Or the people who talk about me writing Children’s Books. I’m not saying it couldn’t or won’t happen- but I don’t like it being assumed of me that I can. It had never been a goal of mine, you see. And it was a breath of fresh air when my D&D friend said he didn’t think it was my style. He didn’t come up with anything that he thought I would do either. I think he knows he doesn’t know me well enough to make that call.

The ones who do know me well, like my brother, seem to have no problem with me being a stay-at-home Mom. Though I suspect my brother also thinks there is a possibility of me finding some way to make a small amount of money on the side.

It could happen. I don’t know. I’ll certainly see what I can do. In fact, I think it would be nice if I did find something. I would like to use my talents in some capacity or another, and who’s to say I can’t?

End of the week

Well, that’s it for my first week of school (aside from the homework I’m doing today and tomorrow). I like it better when school starts on a Wednesday. Then you have half a week before you start really getting down into it. The weekend feels like a celebration because you got past the settling in days, and the days when nothing’s really happening in class yet. Then you have a weekend to go ‘Ah, the beginning is over,’ and then you can get down into the year. Now, it feels like we missed the celebration and we’re already getting down into the work.

I’m trying to ignore the fact that I have to write a resume for my Humanities class. Ideas of what I could put on it kinda came to me before I went to sleep- you know, that golden hour of freethinking and sometimes important ideas just come to you. But I’m still not looking forward to it. Which is why I’m reserving my Saturday for it. I should have no other homework, except religeon, so I can really focus in on it. I like doing the stress-inducing assignments that way. Just have a day in the weekend where you set aside a few hours to do it (oh, there’s more to it than a resume- I won’t get into it though) and then make sure you have something fun to do afterwards.

We’re going to try to make a library visit before grocery shopping.

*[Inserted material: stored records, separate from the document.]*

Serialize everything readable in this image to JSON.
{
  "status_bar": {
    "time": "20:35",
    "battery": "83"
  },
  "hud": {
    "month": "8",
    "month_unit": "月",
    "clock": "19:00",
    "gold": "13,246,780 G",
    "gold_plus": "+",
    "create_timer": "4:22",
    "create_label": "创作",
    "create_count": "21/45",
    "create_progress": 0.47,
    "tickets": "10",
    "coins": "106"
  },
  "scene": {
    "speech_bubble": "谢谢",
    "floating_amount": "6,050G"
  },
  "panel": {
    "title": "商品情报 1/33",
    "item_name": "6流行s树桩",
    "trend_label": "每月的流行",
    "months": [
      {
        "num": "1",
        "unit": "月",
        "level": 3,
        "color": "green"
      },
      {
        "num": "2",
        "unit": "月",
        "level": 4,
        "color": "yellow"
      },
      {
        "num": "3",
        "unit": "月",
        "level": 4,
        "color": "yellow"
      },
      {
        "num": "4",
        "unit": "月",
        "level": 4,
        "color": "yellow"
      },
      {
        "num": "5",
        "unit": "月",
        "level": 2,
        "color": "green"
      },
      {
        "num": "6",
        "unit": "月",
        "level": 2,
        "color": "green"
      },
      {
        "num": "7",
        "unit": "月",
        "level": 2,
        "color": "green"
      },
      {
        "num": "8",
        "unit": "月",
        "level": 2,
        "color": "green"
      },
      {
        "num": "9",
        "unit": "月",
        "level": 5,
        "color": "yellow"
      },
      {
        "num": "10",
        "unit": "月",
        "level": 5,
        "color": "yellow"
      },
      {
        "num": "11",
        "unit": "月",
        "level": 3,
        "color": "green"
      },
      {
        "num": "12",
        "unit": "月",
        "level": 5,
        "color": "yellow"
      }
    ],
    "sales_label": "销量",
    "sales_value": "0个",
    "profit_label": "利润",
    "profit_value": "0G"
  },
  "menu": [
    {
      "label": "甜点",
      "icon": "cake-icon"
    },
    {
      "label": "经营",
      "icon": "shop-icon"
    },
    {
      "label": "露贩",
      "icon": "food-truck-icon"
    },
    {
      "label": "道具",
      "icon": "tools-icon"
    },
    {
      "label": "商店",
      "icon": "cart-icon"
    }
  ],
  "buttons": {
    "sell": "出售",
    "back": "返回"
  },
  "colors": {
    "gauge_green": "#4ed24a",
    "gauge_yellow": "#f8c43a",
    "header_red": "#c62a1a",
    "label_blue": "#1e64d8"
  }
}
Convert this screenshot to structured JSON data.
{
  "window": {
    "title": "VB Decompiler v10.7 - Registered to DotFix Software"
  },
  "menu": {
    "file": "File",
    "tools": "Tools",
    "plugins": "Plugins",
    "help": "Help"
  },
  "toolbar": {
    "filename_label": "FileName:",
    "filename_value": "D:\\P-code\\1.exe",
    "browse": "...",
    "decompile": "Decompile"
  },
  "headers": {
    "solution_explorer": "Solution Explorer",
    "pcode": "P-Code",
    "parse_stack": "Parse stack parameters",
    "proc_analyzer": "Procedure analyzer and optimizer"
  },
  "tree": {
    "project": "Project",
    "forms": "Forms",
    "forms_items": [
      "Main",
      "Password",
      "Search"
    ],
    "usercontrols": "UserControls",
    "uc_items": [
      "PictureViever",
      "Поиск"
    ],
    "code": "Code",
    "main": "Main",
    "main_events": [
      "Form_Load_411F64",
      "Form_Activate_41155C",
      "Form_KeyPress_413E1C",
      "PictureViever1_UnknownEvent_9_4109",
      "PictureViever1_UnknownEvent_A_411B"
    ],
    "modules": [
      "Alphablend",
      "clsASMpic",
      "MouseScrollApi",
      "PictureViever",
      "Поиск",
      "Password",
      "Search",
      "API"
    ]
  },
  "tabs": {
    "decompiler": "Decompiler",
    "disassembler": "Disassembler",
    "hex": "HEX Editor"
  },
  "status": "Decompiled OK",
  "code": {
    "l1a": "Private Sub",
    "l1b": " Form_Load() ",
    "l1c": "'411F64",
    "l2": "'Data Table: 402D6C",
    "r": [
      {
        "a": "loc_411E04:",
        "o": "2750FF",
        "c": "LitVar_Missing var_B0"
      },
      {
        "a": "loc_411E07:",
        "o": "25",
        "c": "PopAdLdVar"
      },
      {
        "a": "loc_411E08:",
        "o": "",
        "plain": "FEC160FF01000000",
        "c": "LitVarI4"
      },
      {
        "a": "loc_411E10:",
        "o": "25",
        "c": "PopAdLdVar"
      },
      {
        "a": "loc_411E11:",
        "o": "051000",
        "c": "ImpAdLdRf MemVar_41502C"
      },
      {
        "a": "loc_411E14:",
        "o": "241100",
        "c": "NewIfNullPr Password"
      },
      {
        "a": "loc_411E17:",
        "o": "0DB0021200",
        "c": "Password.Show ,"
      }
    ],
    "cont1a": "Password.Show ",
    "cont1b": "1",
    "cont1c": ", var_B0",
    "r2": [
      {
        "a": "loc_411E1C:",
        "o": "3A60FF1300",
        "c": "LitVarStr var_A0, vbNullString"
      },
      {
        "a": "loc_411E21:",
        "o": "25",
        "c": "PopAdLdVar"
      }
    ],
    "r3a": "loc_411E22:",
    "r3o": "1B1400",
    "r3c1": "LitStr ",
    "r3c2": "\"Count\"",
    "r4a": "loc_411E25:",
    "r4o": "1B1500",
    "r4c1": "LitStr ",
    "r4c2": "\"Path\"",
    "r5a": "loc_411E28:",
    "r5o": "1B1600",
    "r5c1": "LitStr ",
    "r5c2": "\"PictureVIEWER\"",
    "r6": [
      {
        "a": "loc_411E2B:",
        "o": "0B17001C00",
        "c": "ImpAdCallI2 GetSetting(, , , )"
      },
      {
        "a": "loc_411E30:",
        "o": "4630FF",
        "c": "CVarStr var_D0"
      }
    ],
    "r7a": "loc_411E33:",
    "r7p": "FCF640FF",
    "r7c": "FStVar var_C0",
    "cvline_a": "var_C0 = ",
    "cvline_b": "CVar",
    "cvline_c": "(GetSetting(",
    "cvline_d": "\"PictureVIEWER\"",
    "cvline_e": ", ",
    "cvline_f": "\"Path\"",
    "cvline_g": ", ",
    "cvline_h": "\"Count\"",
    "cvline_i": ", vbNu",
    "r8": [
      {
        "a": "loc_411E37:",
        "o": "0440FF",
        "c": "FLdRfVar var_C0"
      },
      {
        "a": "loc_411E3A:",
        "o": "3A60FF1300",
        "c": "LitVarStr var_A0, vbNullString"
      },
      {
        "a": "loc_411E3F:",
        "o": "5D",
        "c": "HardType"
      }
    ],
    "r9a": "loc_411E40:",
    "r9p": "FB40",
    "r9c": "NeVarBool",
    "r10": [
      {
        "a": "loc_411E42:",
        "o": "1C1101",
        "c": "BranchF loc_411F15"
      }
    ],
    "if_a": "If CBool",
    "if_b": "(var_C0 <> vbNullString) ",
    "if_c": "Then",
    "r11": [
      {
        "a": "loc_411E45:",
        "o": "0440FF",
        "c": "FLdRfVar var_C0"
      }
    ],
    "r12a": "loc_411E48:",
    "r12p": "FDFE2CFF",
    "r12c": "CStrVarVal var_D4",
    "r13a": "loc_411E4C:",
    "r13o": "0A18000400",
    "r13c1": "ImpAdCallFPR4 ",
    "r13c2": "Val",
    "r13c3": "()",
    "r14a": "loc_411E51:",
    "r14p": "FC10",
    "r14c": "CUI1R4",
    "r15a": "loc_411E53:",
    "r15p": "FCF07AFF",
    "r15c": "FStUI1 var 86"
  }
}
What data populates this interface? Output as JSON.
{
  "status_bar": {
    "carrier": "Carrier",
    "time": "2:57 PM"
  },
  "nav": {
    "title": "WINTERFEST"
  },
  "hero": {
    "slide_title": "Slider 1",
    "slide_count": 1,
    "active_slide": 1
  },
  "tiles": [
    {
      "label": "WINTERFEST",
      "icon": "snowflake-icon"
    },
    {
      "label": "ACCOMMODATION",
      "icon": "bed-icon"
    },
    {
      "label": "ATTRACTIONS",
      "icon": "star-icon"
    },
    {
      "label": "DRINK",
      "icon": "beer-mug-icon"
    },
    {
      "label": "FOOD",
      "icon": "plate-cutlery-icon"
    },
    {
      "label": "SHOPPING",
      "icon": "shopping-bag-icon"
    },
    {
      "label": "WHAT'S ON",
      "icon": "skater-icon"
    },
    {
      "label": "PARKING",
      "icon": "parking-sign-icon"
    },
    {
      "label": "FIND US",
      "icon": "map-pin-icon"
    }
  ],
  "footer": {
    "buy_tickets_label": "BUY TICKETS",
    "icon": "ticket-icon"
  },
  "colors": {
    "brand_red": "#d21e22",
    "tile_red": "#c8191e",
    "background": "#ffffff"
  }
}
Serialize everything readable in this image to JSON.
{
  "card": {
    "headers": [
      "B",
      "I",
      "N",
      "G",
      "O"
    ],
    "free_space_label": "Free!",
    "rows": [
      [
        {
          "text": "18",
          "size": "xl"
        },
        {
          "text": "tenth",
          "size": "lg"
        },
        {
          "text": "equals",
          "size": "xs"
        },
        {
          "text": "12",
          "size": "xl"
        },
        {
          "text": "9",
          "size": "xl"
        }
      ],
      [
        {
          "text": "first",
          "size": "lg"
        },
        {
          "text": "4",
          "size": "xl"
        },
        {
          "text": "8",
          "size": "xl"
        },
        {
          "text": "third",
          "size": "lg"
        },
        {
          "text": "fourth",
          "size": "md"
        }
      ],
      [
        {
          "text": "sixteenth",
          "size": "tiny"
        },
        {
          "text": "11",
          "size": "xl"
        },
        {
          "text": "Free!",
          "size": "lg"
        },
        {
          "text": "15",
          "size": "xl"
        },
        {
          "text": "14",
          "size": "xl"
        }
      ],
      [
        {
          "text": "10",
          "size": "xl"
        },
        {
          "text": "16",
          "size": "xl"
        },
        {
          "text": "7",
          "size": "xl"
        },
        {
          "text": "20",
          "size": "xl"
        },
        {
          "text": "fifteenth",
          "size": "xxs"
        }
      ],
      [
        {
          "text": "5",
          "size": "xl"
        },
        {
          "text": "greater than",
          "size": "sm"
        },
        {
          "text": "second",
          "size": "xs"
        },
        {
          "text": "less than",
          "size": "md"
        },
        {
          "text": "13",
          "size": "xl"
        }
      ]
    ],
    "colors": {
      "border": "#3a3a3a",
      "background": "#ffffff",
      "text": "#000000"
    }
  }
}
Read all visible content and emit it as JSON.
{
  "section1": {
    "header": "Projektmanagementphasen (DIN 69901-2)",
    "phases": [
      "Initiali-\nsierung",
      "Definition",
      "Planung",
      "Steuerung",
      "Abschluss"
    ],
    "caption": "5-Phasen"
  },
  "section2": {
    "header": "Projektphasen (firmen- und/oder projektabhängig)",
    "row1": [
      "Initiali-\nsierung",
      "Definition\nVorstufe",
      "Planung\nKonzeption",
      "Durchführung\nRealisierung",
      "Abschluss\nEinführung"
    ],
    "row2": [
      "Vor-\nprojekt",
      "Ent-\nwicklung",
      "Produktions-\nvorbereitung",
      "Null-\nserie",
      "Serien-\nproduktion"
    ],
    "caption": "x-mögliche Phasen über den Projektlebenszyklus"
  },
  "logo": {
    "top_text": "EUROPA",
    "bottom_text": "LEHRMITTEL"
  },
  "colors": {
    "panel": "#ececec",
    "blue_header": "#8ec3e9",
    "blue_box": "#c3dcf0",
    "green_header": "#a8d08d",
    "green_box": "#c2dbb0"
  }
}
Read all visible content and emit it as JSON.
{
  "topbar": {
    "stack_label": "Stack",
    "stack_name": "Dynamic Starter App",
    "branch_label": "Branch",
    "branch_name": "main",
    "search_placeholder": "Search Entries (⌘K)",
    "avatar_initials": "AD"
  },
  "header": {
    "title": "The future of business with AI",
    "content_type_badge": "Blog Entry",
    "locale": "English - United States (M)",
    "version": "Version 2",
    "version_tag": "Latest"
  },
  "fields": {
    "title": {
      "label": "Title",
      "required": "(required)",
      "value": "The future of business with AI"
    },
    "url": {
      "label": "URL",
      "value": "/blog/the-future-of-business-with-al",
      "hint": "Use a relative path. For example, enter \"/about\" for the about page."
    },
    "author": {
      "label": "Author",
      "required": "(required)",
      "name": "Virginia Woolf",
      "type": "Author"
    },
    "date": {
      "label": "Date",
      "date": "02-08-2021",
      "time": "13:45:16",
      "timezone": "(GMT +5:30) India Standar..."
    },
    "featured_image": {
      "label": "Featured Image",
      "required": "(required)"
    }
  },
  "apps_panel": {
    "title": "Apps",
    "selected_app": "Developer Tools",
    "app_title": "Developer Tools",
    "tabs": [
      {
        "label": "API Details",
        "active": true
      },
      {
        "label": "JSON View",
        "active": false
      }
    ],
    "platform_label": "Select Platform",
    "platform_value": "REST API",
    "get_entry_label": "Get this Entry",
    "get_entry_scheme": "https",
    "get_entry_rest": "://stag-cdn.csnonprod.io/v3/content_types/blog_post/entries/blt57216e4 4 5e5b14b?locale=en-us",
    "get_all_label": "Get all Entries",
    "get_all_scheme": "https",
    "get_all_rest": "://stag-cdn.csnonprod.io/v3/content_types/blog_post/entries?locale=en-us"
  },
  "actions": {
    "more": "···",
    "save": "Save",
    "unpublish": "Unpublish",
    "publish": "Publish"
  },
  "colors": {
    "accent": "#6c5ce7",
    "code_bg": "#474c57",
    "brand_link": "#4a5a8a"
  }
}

I think we’ll manage to troop through the school year. I’m hoping there will be some nice highlights though. They’re performing The Tempest. That’s pretty exciting, because Jasmine’s read it and I’m going to read it (the Humanities professor figured that since it was being performed…). So we’ll get to see a Shakespeare performance. I’ve done that once before, I think it was at Wright State, a performance of Much Ado About Nothing. I really enjoyed it.

So… yeah. I’m surviving pretty well.